LD : Compte tenu du rôle de Marco Rubio, connu pour ses positions fermes contre la Russie, et de l’héritage trumpien qui a souvent minimisé l’engagement américain en Ukraine, quelle pourrait être la posture des États-Unis dans ce conflit ? Doit-on s’attendre à une intensification de l’aide militaire ou à une réorientation des objectifs stratégiques ?

EH : On ne peut rien affirmer formellement mais il faut s’attendre à un peu des deux : un changement d’attitude envers la Russie, et il est probable que Poutine saisisse la balle au bond, tout en soutenant militairement l’Ukraine mais dans un but défensif. Il est difficile de savoir quelle sera la position de Trump pour une adhésion de l’Ukraine à l’OTAN. Je pense qu’il travaillera avec l’Europe pour obtenir un consensus à ce sujet. Il reste presque deux mois avant que Trump ne devienne président et la situation semble se dégrader beaucoup plus vite. Est-ce pour mettre des bâtons dans les roues à Trump ou pour créer des faits accomplis afin de contraindre le nouveau président à une politique de continuité ? Il est difficile d’y répondre car il y a un manque de visibilité évident créé par l’accélération des évènements depuis le résultat des élections.

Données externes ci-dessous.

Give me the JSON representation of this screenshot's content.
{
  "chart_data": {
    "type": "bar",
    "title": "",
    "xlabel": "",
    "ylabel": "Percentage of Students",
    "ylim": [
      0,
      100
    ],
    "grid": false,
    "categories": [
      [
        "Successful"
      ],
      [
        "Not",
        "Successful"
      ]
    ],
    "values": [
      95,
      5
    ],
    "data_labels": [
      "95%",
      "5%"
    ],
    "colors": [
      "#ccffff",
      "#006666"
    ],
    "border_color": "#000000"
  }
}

LD : Sous la précédente administration Trump, les États-Unis ont consolidé leur soutien à Israël avec des initiatives comme les Accords d’Abraham. Avec Hegseth et Rubio, peut-on envisager une accentuation de ce soutien, et quelle pourrait être l’approche américaine vis-à-vis de la normalisation entre Israël et l’Arabie saoudite ?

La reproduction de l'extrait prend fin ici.